The Australian Financial Review’s Matthew Stevens also has his eyes on Geelong, with an industrial dispute frustrating Lion Nathan’s plans for a $60 million new brewery shaping up as a test case for what constitutes and illegal union dispute.

"Early last week the Victorian Supreme Court issued orders restraining officials of the Australian Manufacturing Workers Union and the Construction, Forestry, Mining and Energy Union from engagement with a picket that has, on and off, prevented access to the Little Creatures building site in Geelong since October. The orders, issued on November 15, threaten imprisonment of individual officials or sequestration of union property should it be found that they have been disobeyed. But until yesterday at least the gates of the building site remained blocked by what the unions describe as a community protest. No, seriously! The two unions targeted for legal restraint say they have not been involved in organising the picket action.”

Meanwhile, The Australian’s economics editor David Uren makes the astute observation that the history of economic reform in the 1980s and 90s of government, unions and business coming together towards a common purpose is largely a work of fiction.

"Business strenuously resisted the efforts of the Hawke government to lure it into a corporatist embrace with the unions.

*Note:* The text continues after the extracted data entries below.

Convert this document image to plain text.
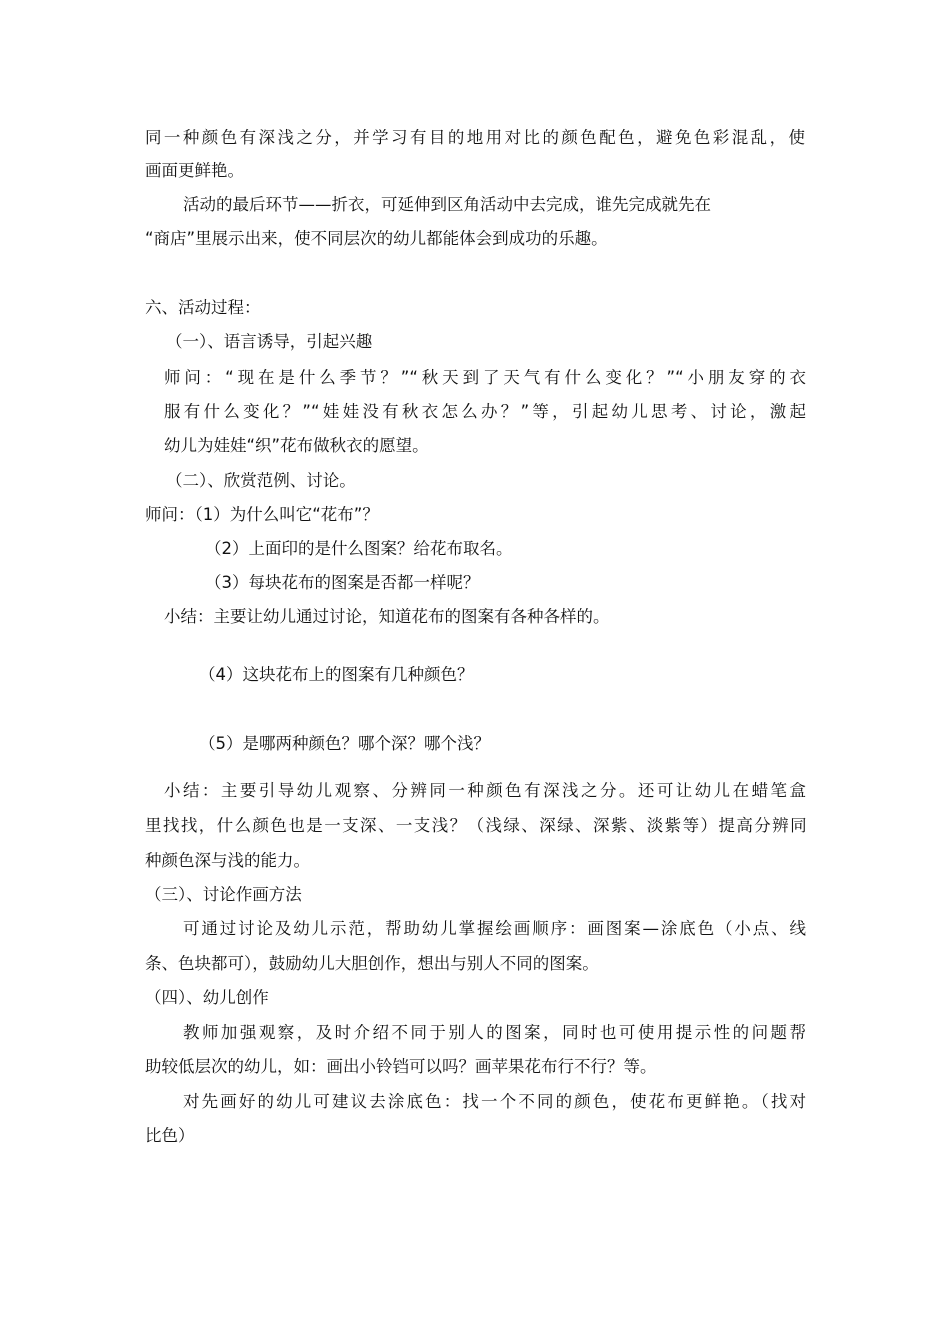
同一种颜色有深浅之分，并学习有目的地用对比的颜色配色，避免色彩混乱，使
画面更鲜艳。
活动的最后环节——折衣，可延伸到区角活动中去完成，谁先完成就先在
“商店”里展示出来，使不同层次的幼儿都能体会到成功的乐趣。
六、活动过程：
（一）、语言诱导，引起兴趣
师问：“现在是什么季节？”“秋天到了天气有什么变化？”“小朋友穿的衣
服有什么变化？”“娃娃没有秋衣怎么办？”等，引起幼儿思考、讨论，激起
幼儿为娃娃“织”花布做秋衣的愿望。
（二）、欣赏范例、讨论。
师问：（1）为什么叫它“花布”？
（2）上面印的是什么图案？给花布取名。
（3）每块花布的图案是否都一样呢？
小结：主要让幼儿通过讨论，知道花布的图案有各种各样的。
（4）这块花布上的图案有几种颜色？
（5）是哪两种颜色？哪个深？哪个浅？
小结：主要引导幼儿观察、分辨同一种颜色有深浅之分。还可让幼儿在蜡笔盒
里找找，什么颜色也是一支深、一支浅？（浅绿、深绿、深紫、淡紫等）提高分辨同
种颜色深与浅的能力。
（三）、讨论作画方法
可通过讨论及幼儿示范，帮助幼儿掌握绘画顺序：画图案—涂底色（小点、线
条、色块都可），鼓励幼儿大胆创作，想出与别人不同的图案。
（四）、幼儿创作
教师加强观察，及时介绍不同于别人的图案，同时也可使用提示性的问题帮
助较低层次的幼儿，如：画出小铃铛可以吗？画苹果花布行不行？等。
对先画好的幼儿可建议去涂底色：找一个不同的颜色，使花布更鲜艳。（找对
比色）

It rejected the Accord, which traded wage restraint for compulsory superannuation, and government demands that it implement restraint on executive salaries, and it shot down Paul Keating’s proposed GST at the 1985 tax summit. The one big reform achieved with business and union backing was the shift to enterprise bargaining. This was a reaction against the real wage cuts enforced by the Accord, more than a product of it, and relied on the unique partnership of treasurer Keating and ACTU secretary Bill Kelty. Many other reforms of that time, including tariff cuts, privatisations and financial deregulation, had to overcome opposition from unions and, in some instances, parts of the business community. The essence of economic reform is that it is difficult, often imposing short-term and highly visible costs in return for theorised long-term gains.”

And Fairfax’s Adele Ferguson believes that the NSW government is just a few days from revealing what the future of its FuturePlus Financial Services and the Energy Industries Super Scheme (EISS).

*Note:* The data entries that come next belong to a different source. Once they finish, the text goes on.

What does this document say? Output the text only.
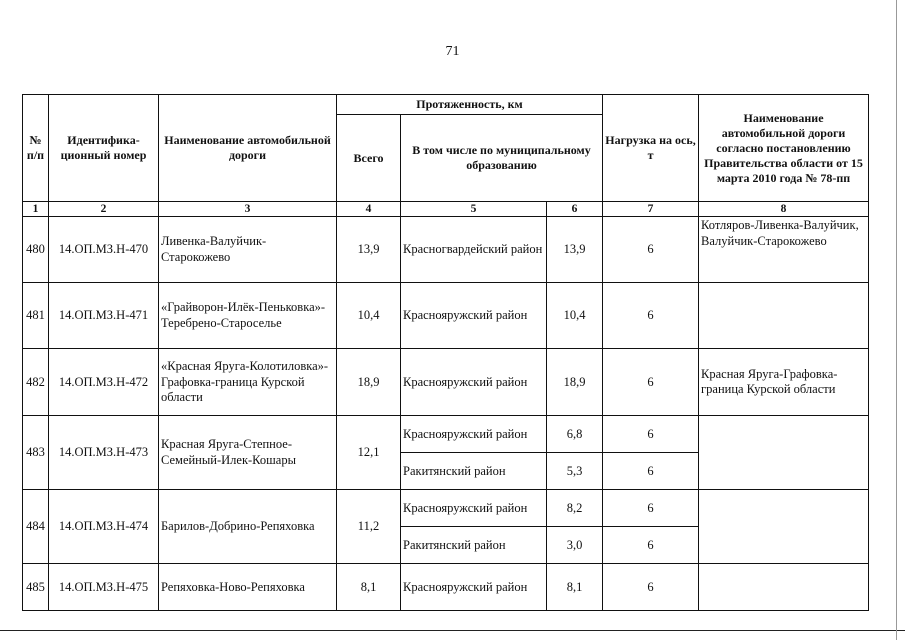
71
№ п/п	Идентифика-ционный номер	Наименование автомобильной дороги	Протяженность, км			Нагрузка на ось, т	Наименование автомобильной дороги согласно постановлению Правительства области от 15 марта 2010 года № 78-пп
			Всего	В том числе по муниципальному образованию			
1	2	3	4	5	6	7	8
480	14.ОП.МЗ.Н-470	Ливенка-Валуйчик-Старокожево	13,9	Красногвардейский район	13,9	6	Котляров-Ливенка-Валуйчик, Валуйчик-Старокожево
481	14.ОП.МЗ.Н-471	«Грайворон-Илёк-Пеньковка»-Теребрено-Староселье	10,4	Краснояружский район	10,4	6	
482	14.ОП.МЗ.Н-472	«Красная Яруга-Колотиловка»-Графовка-граница Курской области	18,9	Краснояружский район	18,9	6	Красная Яруга-Графовка-граница Курской области
483	14.ОП.МЗ.Н-473	Красная Яруга-Степное-Семейный-Илек-Кошары	12,1	Краснояружский район	6,8	6	
				Ракитянский район	5,3	6	
484	14.ОП.МЗ.Н-474	Барилов-Добрино-Репяховка	11,2	Краснояружский район	8,2	6	
				Ракитянский район	3,0	6	
485	14.ОП.МЗ.Н-475	Репяховка-Ново-Репяховка	8,1	Краснояружский район	8,1	6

"It is part of a wider push in the $1.4 trillion super industry by federal and state governments to force consolidation of smaller super funds to cut administration costs and lift member returns. The NSW government has spent the past year looking closely at what to do with EISS and FuturePlus and is believed to be looking at the merits of breaking up EISS and transferring its defined benefit scheme, which has almost 5000 members, to State Super (NSW), and its accumulation fund, which has 18,500 members, to First State Super.”

Fairfax’s Michael Pascoe reminds his readers not to mistake the results of Myer and David Jones for an accurate reflection of the health of the Australian economy.

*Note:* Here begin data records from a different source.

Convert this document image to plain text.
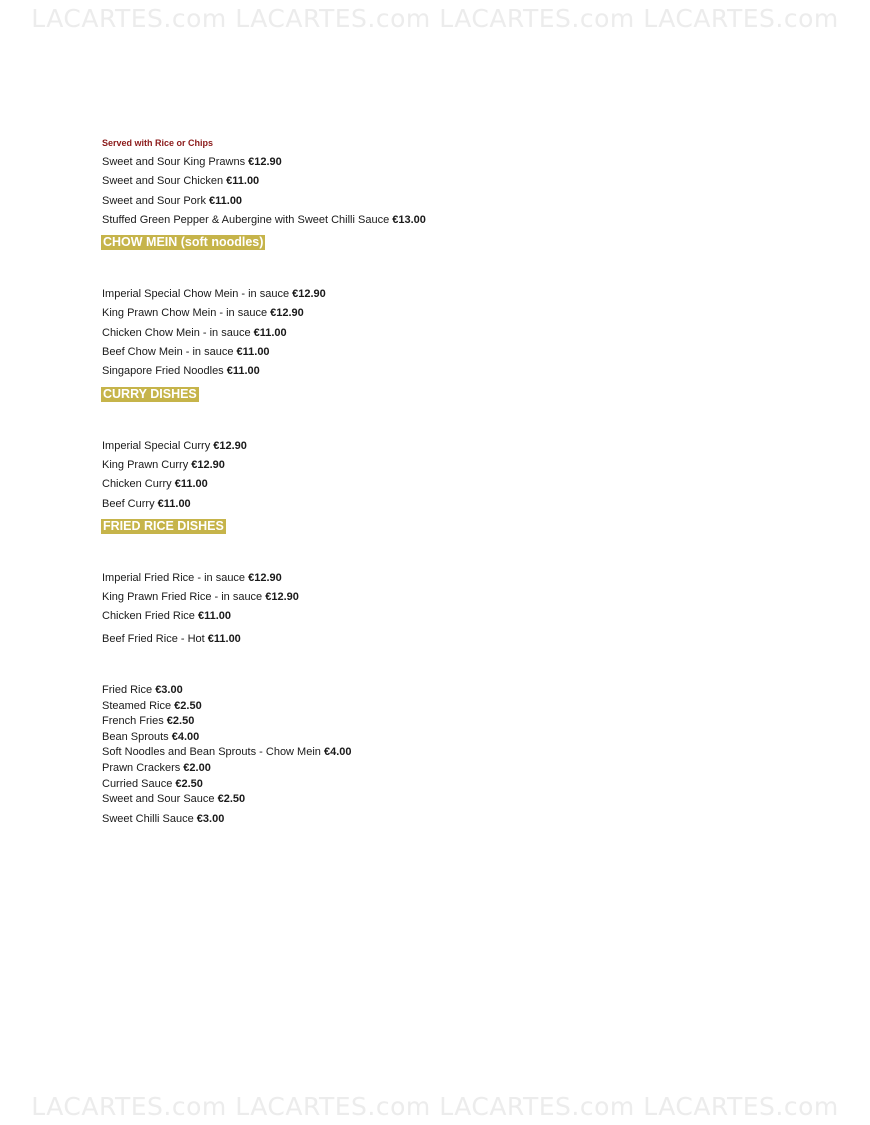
LACARTES.com LACARTES.com LACARTES.com LACARTES.com
Served with Rice or Chips
Sweet and Sour King Prawns €12.90
Sweet and Sour Chicken €11.00
Sweet and Sour Pork €11.00
Stuffed Green Pepper & Aubergine with Sweet Chilli Sauce €13.00
CHOW MEIN (soft noodles)
Imperial Special Chow Mein - in sauce €12.90
King Prawn Chow Mein - in sauce €12.90
Chicken Chow Mein - in sauce €11.00
Beef Chow Mein - in sauce €11.00
Singapore Fried Noodles €11.00
CURRY DISHES
Imperial Special Curry €12.90
King Prawn Curry €12.90
Chicken Curry €11.00
Beef Curry €11.00
FRIED RICE DISHES
Imperial Fried Rice - in sauce €12.90
King Prawn Fried Rice - in sauce €12.90
Chicken Fried Rice €11.00
Beef Fried Rice - Hot €11.00
Fried Rice €3.00
Steamed Rice €2.50
French Fries €2.50
Bean Sprouts €4.00
Soft Noodles and Bean Sprouts - Chow Mein €4.00
Prawn Crackers €2.00
Curried Sauce €2.50
Sweet and Sour Sauce €2.50
Sweet Chilli Sauce €3.00
LACARTES.com LACARTES.com LACARTES.com LACARTES.com
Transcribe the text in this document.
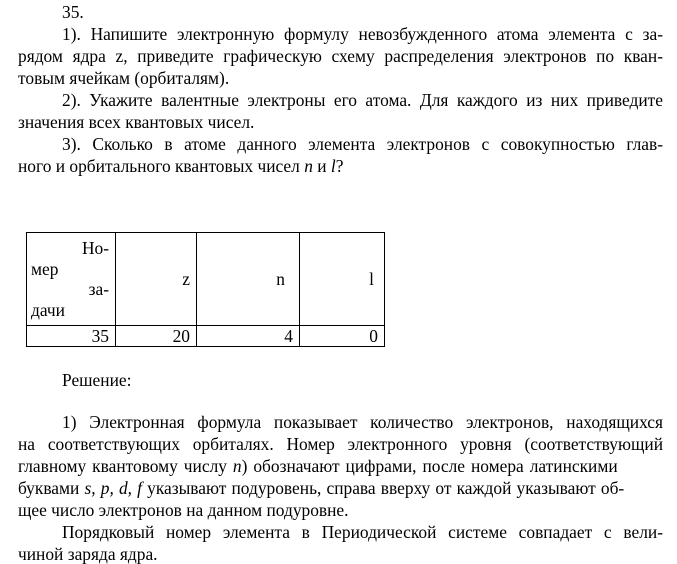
35.
1). Напишите электронную формулу невозбужденного атома элемента с за-
рядом ядра z, приведите графическую схему распределения электронов по кван-
товым ячейкам (орбиталям).
2). Укажите валентные электроны его атома. Для каждого из них приведите
значения всех квантовых чисел.
3). Сколько в атоме данного элемента электронов с совокупностью глав-
ного и орбитального квантовых чисел n и l?
Но-
мер
за-
дачи	z	n	l
35	20	4	0
Решение:
1) Электронная формула показывает количество электронов, находящихся
на соответствующих орбиталях. Номер электронного уровня (соответствующий
главному квантовому числу n) обозначают цифрами, после номера латинскими
буквами s, p, d, f указывают подуровень, справа вверху от каждой указывают об-
щее число электронов на данном подуровне.
Порядковый номер элемента в Периодической системе совпадает с вели-
чиной заряда ядра.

In mining news, The Australian’s Barry Fitzgerald says Alcoa Australia chairman and chief executive Alan Cransberg has a pertinent question for the sector: "what other industry has had to cope with a 45 per cent price plunge for their product from the 10-year average up to 2008?”

The Australian’s Robin Bromby reports a positive outlook for nickel prices emanating from Citigroup.

Meanwhile, The Australian’s John Durie says the appointment of former Macquarie bank boss Richard Sheppard to the board of Echo Entertainment is "a big coup” for chairman John O’Neill.

And finally, The Australian’s Asia Pacific editor Rowan Callick says one of the surprises from last week’s five-yearly National Congress of China’s Communist Party was the exclusion of Commerce Minister Chen Deming.